Tonally, the film’s closest companion might be David Cronenberg’s Crimes of the Future, which debuted at Cannes a year before Club Zero. Certainly, Hausner offers a Cronenbergian sense of body horror, with the children developing red and yellow blotches on their skin. But it’s more than that. The Canadian auteur considered a similar set of circumstances regarding food, albeit related to the consumption of plastics as a form of a bodily (r)evolution, coinciding with humanity’s rape of the environment via microplastics, pollution, and waste. Of course, Cronenberg wasn’t suggesting that people actually start munching on plastic (we’re already consuming enough of it), nor is Hausner telling viewers to stop eating. Rather, both films ask us to recognize how systems of control operate. It’s not just about food.
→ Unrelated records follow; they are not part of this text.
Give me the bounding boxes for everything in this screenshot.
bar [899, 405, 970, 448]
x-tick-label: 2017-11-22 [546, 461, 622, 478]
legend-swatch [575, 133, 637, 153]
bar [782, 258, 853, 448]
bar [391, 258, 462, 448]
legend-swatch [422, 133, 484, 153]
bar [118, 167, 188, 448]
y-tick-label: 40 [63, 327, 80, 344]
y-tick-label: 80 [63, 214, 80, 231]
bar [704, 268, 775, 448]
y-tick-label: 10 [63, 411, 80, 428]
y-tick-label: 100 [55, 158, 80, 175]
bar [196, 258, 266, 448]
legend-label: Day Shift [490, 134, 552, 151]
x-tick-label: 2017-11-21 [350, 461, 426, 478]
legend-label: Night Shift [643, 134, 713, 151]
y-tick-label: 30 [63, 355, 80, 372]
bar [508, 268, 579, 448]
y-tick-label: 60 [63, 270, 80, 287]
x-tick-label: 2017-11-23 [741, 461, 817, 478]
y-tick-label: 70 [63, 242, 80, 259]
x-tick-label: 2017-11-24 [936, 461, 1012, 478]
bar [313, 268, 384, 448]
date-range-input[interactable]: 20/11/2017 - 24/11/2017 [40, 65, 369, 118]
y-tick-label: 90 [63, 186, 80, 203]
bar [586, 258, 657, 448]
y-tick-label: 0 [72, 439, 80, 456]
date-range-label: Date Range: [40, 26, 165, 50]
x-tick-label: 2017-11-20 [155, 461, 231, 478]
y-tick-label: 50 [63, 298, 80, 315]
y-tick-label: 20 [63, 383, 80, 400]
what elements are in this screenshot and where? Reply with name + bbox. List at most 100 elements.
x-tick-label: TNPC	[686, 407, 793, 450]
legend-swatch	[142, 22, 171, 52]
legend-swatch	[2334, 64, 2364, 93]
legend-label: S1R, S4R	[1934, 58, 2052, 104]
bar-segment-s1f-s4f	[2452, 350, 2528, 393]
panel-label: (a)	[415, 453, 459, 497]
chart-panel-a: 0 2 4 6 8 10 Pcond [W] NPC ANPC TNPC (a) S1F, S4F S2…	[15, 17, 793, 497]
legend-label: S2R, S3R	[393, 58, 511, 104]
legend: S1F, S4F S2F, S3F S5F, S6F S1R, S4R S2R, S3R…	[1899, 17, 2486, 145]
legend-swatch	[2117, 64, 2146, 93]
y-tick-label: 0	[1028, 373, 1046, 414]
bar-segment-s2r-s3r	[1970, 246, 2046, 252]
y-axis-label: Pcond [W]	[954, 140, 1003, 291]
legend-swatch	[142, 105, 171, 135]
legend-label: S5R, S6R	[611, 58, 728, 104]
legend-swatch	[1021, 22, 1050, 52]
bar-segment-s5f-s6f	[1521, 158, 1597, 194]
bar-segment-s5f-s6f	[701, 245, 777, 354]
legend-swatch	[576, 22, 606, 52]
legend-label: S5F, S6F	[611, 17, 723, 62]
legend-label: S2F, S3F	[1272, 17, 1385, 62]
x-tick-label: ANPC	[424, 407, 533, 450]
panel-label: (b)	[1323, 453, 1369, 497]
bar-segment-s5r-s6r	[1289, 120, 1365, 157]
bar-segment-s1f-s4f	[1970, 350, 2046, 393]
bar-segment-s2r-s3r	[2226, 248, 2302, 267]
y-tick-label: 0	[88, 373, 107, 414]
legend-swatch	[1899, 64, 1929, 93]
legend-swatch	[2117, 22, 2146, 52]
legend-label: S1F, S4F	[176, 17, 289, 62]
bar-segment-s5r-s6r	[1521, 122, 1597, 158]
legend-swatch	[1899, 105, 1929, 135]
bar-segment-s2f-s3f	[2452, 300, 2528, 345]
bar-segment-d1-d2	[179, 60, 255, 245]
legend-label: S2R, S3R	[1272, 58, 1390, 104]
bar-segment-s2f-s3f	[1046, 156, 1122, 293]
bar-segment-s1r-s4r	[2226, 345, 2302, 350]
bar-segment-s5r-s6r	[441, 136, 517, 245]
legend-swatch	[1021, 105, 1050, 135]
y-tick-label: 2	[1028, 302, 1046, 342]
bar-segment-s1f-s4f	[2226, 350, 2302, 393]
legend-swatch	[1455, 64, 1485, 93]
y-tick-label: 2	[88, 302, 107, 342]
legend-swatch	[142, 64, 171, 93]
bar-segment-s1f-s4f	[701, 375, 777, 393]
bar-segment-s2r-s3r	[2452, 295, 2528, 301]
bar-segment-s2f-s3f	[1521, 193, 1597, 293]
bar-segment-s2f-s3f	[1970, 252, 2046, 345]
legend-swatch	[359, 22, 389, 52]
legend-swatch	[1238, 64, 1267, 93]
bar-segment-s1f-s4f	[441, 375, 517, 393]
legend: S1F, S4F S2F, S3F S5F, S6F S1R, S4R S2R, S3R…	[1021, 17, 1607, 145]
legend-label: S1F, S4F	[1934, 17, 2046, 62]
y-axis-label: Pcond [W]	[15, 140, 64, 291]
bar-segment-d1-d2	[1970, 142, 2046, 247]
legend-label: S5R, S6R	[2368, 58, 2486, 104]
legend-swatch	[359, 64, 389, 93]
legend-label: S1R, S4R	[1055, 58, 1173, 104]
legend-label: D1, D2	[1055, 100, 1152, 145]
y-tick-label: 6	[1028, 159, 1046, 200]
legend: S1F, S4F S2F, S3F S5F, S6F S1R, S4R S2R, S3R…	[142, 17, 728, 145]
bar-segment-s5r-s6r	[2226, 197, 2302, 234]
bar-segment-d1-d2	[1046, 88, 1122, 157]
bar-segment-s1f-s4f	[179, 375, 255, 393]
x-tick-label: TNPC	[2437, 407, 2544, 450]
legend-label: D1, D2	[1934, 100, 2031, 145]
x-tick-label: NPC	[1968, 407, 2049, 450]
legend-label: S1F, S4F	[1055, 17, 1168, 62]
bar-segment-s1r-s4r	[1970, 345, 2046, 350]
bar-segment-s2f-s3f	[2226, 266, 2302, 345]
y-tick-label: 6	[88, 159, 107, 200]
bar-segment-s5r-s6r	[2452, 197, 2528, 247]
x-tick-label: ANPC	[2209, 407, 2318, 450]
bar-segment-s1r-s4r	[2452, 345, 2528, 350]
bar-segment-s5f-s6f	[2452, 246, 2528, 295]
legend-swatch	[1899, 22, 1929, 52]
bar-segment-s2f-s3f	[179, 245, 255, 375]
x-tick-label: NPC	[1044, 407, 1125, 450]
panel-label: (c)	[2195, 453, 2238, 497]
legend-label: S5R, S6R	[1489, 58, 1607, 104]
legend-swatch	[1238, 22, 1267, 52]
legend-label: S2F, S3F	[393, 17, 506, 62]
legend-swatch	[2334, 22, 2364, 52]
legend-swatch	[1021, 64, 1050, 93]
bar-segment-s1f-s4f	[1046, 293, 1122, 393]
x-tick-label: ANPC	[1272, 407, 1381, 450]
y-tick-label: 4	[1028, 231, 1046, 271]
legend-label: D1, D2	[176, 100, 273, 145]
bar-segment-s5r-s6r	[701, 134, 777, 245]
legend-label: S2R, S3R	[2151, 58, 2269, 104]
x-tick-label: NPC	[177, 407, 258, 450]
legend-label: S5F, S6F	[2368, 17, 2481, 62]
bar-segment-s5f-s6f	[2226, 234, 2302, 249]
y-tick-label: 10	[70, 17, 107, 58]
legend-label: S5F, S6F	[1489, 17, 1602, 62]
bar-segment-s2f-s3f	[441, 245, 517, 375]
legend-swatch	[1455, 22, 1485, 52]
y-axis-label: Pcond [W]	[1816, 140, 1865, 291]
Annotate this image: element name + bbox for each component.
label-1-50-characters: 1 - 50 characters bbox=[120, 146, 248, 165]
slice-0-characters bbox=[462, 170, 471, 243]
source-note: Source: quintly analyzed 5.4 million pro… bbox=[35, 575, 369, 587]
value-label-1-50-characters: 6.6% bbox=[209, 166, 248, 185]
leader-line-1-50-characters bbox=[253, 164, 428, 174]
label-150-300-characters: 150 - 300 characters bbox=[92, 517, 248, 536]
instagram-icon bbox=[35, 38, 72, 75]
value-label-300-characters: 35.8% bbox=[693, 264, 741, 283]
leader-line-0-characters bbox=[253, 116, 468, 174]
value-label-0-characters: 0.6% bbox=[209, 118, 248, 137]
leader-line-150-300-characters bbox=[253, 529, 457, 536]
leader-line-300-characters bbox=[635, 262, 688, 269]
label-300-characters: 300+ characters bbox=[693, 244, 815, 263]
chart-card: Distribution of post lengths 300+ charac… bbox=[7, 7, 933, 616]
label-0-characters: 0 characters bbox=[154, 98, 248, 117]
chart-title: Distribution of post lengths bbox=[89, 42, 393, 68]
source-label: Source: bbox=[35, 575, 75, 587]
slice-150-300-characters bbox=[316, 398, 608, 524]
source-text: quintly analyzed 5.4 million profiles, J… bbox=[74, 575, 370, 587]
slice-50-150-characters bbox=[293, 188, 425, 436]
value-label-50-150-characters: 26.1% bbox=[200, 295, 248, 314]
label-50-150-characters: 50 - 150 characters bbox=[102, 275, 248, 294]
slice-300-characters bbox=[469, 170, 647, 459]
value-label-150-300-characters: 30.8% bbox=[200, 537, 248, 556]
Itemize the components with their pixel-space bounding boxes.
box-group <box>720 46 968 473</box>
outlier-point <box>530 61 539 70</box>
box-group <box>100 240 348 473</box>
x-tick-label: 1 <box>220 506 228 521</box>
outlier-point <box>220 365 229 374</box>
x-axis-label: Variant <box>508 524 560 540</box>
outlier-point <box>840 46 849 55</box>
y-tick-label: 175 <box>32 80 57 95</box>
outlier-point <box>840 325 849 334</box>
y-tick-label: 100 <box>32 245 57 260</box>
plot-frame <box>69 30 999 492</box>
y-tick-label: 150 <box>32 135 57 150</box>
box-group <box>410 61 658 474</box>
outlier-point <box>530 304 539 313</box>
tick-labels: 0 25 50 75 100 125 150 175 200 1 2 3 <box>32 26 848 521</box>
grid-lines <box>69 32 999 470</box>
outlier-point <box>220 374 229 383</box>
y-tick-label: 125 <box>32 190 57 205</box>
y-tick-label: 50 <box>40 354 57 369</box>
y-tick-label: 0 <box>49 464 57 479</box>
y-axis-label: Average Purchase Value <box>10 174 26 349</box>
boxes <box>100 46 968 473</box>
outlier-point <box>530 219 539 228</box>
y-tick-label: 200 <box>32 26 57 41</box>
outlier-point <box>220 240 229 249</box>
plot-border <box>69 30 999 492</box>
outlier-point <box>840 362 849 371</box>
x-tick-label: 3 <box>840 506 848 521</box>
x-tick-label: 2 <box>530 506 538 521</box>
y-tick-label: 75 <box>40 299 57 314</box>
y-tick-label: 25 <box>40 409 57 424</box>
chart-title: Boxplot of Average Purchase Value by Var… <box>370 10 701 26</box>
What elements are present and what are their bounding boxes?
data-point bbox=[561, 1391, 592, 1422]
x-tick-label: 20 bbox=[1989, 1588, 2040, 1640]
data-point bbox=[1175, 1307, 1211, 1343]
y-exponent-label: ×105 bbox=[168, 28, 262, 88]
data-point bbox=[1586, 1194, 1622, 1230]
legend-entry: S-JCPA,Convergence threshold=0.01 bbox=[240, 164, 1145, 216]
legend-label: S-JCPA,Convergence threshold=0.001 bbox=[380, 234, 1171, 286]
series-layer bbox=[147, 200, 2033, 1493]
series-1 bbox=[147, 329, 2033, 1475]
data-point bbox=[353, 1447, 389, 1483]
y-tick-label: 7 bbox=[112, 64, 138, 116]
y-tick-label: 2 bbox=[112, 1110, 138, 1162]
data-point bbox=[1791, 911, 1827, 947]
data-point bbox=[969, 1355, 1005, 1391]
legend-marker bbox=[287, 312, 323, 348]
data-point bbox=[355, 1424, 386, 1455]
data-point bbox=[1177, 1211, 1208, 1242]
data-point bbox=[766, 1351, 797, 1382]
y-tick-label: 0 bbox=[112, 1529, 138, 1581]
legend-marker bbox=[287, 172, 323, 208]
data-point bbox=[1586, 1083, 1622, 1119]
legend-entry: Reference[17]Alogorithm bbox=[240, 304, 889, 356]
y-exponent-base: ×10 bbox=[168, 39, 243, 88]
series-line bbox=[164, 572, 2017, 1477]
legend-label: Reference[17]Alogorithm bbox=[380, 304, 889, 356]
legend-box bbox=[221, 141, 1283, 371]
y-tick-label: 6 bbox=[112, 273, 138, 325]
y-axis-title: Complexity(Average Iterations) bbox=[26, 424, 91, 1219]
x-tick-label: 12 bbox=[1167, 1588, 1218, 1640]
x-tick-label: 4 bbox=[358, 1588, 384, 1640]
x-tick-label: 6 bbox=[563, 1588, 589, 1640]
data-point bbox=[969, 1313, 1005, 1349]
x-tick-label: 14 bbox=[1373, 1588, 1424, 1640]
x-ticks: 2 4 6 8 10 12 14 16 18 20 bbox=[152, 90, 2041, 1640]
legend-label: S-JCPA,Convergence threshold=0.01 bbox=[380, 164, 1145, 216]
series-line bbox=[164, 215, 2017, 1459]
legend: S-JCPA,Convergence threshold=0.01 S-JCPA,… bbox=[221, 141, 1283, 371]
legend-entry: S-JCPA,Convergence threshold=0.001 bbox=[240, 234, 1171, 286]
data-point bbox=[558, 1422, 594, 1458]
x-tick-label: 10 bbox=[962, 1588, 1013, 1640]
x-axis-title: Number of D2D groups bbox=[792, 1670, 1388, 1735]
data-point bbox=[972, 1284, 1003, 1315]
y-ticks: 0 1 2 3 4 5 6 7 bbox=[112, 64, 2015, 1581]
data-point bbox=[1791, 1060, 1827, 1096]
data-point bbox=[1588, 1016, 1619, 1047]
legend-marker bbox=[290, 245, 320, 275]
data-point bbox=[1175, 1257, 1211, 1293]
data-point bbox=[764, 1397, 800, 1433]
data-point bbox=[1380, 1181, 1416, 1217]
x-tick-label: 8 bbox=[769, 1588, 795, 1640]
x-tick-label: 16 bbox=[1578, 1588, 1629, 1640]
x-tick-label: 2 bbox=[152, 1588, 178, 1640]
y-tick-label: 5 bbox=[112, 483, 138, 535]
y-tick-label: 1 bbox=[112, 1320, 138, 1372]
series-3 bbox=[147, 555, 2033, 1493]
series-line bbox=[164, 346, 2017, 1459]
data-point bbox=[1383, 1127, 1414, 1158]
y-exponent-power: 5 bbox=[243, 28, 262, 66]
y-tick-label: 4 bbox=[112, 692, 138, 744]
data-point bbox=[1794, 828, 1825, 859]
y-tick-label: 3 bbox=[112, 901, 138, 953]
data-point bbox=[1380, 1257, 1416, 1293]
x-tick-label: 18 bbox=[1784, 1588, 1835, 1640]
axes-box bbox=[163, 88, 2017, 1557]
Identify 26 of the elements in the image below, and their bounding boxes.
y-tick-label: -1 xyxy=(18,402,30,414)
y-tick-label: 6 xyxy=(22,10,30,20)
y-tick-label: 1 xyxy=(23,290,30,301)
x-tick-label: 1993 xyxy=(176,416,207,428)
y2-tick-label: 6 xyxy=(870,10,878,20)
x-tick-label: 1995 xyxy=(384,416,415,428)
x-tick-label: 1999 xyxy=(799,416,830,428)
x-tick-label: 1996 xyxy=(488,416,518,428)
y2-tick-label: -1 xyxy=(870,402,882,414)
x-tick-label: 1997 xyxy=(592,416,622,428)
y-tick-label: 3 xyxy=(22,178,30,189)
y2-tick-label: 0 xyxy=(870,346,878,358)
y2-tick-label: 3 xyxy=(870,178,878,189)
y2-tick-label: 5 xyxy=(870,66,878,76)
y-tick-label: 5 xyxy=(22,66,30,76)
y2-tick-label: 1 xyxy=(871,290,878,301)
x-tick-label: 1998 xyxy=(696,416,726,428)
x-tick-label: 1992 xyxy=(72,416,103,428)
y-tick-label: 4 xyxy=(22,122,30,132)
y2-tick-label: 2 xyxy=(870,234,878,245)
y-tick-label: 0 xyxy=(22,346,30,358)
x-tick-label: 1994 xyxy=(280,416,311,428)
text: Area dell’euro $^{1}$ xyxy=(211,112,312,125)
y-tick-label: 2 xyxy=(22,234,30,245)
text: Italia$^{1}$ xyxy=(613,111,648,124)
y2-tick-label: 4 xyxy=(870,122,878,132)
When Miss Novak tells her students, “The question is, why do we seek scientific proof for something that actually works?” her method of control is rooted in belief. And if the anti-science movement in the US and across the globe has taught us anything, it’s that blind faith can be frighteningly dangerous. In that sense, the film can feel like a horror movie at times, albeit one fashioned by Luis Buñuel and armed with a sharp sense of provocation and social commentary. Still, Hausner’s target can sometimes feel jumbled. Club Zero places blame on parents who don’t know what schools are teaching their children, religions and social movements that rely on radical thinking not rooted in science, and teens who open themselves up to radicalization by refusing to compromise their ideals. The film has a lot on its mind, and it’s not always focused on its messaging. Still, what it’s not doing is telling people not to eat. And it leaves the viewer with much to think about since Hausner points her fingers in a lot of directions.